Landfried v. TERMINAL RR ASS'N OF ST. LOUIS, 554 F. Supp. 720 (E.D. Mo. 1982)

U.S. District Court for the Eastern District of Missouri - 554 F. Supp. 720 (E.D. Mo. 1982)
December 15, 1982

554 F. Supp. 720 (1982)

Charles H. LANDFRIED, Sr., James A. Rash, and William E. Jackson, Plaintiffs,

No. 82-1132C(3).

United States District Court, E.D. Missouri, E.D.

December 15, 1982.

*721 Douglas P. Dowd, St. Louis, Mo., Jon G. Carlson, Granite City, Ill., for plaintiffs.

Gundlach, Lee, Eggmann, Boyle, Roessler, Richard M. Roessler, Belleville, Ill., George P. Mueller, St. Louis, Mo., for defendant.


FILIPPINE, District Judge.

This matter is before the Court on defendant's motion to dismiss plaintiffs' complaint for failure to exhaust administrative remedies and failure to state a claim. Both sides have filed memoranda in support of their respective positions.

According to plaintiffs' complaint, this action is brought pursuant to the Federal Employers' Liability Act, 45 U.S.C. § 51 et seq., the Railway Labor Act, 45 U.S.C. § 151 et seq., 42 U.S.C. § 1983, and "the Public Policy of the United States." Essentially, plaintiffs complain of wrongful discharge from employment with defendant and seek both injunctive and monetary relief.

Defendant argues that under the Railway Labor Act, 45 U.S.C. § 153 First (i), disputes between an employee and a railroad concerning the interpretation of a collective bargaining agreement are within the exclusive jurisdiction of the National Railroad Adjustment Board (NRAB). Accordingly, defendant argues, because plaintiffs have not exhausted their remedies before the NRAB, the Court lacks subject matter jurisdiction over this action.

Defendant's contention that the NRAB has exclusive jurisdiction over disputes concerning the collective bargaining agreement between employees and railroads is correct. Andrews v. Louisville & Nashville R.R. Co., 406 U.S. 320, 92 S. Ct. 1562, 32 L. Ed. 2d 95 (1972); Raus v. Brotherhood Ry. Carmen, 663 F.2d 791 (8th Cir. 1981). However, only disputes that are considered "minor" need first be brought to the NRAB. Brotherhood of R.R. Trainmen v. *722 Chicago River & Indiana R.R. Co., 353 U.S. 30, 33, 77 S. Ct. 635, 636-37, 1 L. Ed. 2d 622 (1957). "Minor disputes" are defined as "controversies over the meaning of an existing collective bargaining agreement in a particular fact situation, generally involving only one employee." "Major disputes" are those "which result when there is a disagreement in the bargaining process for a new contract." Id. at 33, 77 S. Ct. at 637.
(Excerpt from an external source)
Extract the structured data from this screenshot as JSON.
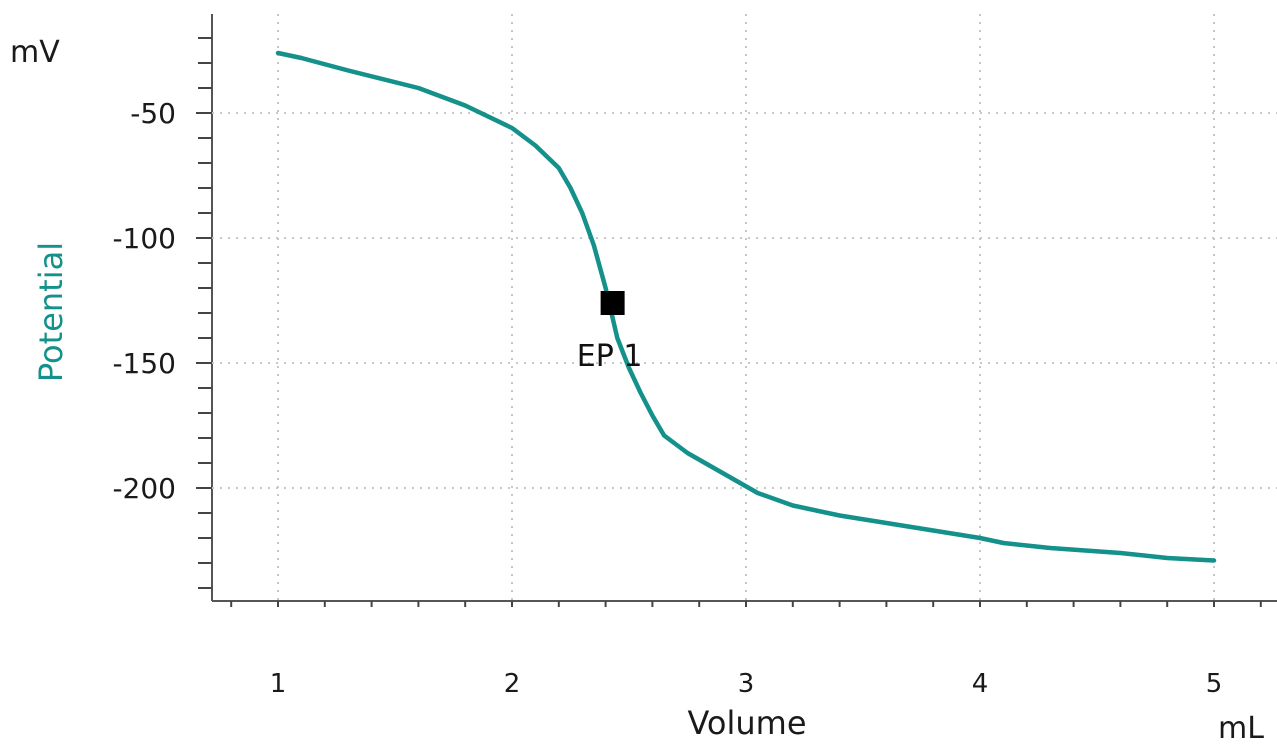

In this action plaintiffs are complaining of wrongful discharge. In Andrews, supra, the Court held that complaints of a wrongful discharge are "minor disputes" under the Railway Labor Act. Andrews, 406 U.S. at 324, 92 S. Ct. at 1565. There, the Court set forth an exhaustive analysis of why such complaints must be addressed to the administrative process before judicial proceedings can be initiated. Id. Accordingly, the Court holds that plaintiffs here must first pursue their administrative remedies before they may proceed in court.
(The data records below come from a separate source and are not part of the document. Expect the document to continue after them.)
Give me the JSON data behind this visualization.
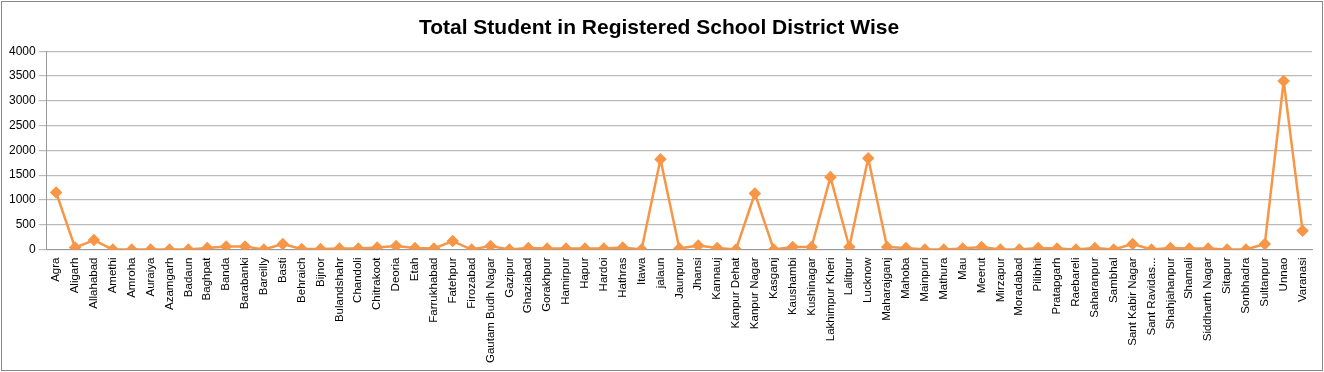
{
  "chart_data": {
    "type": "line",
    "title": "Total Student in Registered School District Wise",
    "categories": [
      "Agra",
      "Aligarh",
      "Allahabad",
      "Amethi",
      "Amroha",
      "Auraiya",
      "Azamgarh",
      "Badaun",
      "Baghpat",
      "Banda",
      "Barabanki",
      "Bareilly",
      "Basti",
      "Behraich",
      "Bijnor",
      "Bulandshahr",
      "Chandoli",
      "Chitrakoot",
      "Deoria",
      "Etah",
      "Farrukhabad",
      "Fatehpur",
      "Firozabad",
      "Gautam Budh Nagar",
      "Gazipur",
      "Ghaziabad",
      "Gorakhpur",
      "Hamirpur",
      "Hapur",
      "Hardoi",
      "Hathras",
      "Itawa",
      "jalaun",
      "Jaunpur",
      "Jhansi",
      "Kannauj",
      "Kanpur Dehat",
      "Kanpur Nagar",
      "Kasganj",
      "Kaushambi",
      "Kushinagar",
      "Lakhimpur Kheri",
      "Lalitpur",
      "Lucknow",
      "Maharajganj",
      "Mahoba",
      "Mainpuri",
      "Mathura",
      "Mau",
      "Meerut",
      "Mirzapur",
      "Moradabad",
      "Pilibhit",
      "Pratapgarh",
      "Raebareli",
      "Saharanpur",
      "Sambhal",
      "Sant Kabir Nagar",
      "Sant Ravidas...",
      "Shahjahanpur",
      "Shamali",
      "Siddharth Nagar",
      "Sitapur",
      "Sonbhadra",
      "Sultanpur",
      "Unnao",
      "Varanasi"
    ],
    "series": [
      {
        "color": "#f79646",
        "values": [
          1150,
          40,
          190,
          0,
          0,
          0,
          0,
          0,
          30,
          60,
          60,
          0,
          110,
          10,
          10,
          20,
          20,
          40,
          70,
          30,
          20,
          170,
          0,
          70,
          0,
          30,
          20,
          20,
          20,
          20,
          40,
          0,
          1820,
          20,
          80,
          30,
          0,
          1130,
          0,
          50,
          50,
          1460,
          50,
          1840,
          50,
          30,
          0,
          0,
          20,
          50,
          0,
          0,
          30,
          20,
          0,
          30,
          0,
          110,
          0,
          30,
          20,
          20,
          0,
          0,
          110,
          3400,
          380
        ]
      }
    ],
    "ylim": [
      0,
      4000
    ],
    "yticks": [
      0,
      500,
      1000,
      1500,
      2000,
      2500,
      3000,
      3500,
      4000
    ],
    "grid": "y",
    "legend": false,
    "marker": "diamond",
    "line_style": "solid"
  }
}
Plaintiffs' complaint is also brought under 42 U.S.C. § 1983. Notwithstanding its ruling on the issue of exhaustion, the Court feels compelled to address the question of plaintiffs' § 1983 claim. A prerequisite to success on a § 1983 claim is a showing that a defendant acted "under color of state law." Wallach v. Cannon, 357 F.2d 557 (8th Cir. 1966). After careful review of plaintiffs' complaint, the Court is aware of no way in which plaintiffs' allegations could be taken as meeting this requirement. Accordingly, plaintiffs have failed to state a cause of action under 42 U.S.C. § 1983.

In accordance with the foregoing,

IT IS HEREBY ORDERED that defendant's motion to dismiss be and is GRANTED.

IT IS FURTHER ORDERED that plaintiffs' complaint be and is DISMISSED without prejudice.